14459877_849853111783571_1958719718_nRielaborando i dati dell’Osservatorio sul precariato dell’Inps, diffusi pochi giorni fa, anche uno studio della FdV-Cgil evidenzia che nei primi sette mesi del 2016, le assunzioni a termine sono state circa 2,1 milioni e costituiscono “ben il 71% dei nuovi rapporti di lavoro”. Sempre nel periodo considerato, nel settore privato le assunzioni a tempo indeterminato sono state circa 744 mila, 379 mila in meno (-33,7%) rispetto allo stesso periodo del 2015 e persino “inferiori anche rispetto allo stesso periodo del 2014 e 2013″, negli anni in cui di incentivi da Jobs Act, anch’ essi rivelatisi precari poichè a termine, non c’era neanche l’ombra.

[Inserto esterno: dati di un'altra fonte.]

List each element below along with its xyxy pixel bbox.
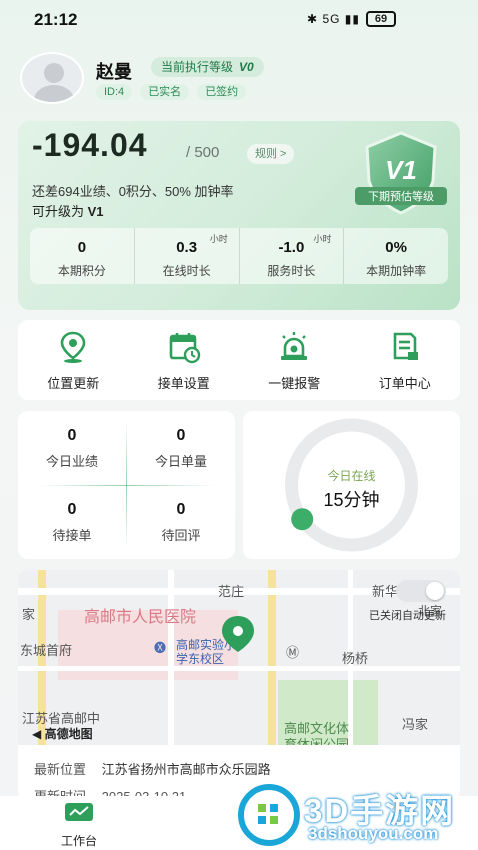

Nei primi sette mesi dell’anno c’è stato solo un aumento dei voucher, di cui ne sono stati acquistati quasi 85 milioni, e dunque “il lavoro precario e instabile si conferma nel 2016 la forma assolutamente predominante di accesso al mercato del lavoro e le nuove attivazioni a tempo indeterminato, inferiori non solo al 2015 ma anche al 2014, dimostrano in maniera evidente che l’elemento predominante per le scelte delle aziende è stato quello degli incentivi”.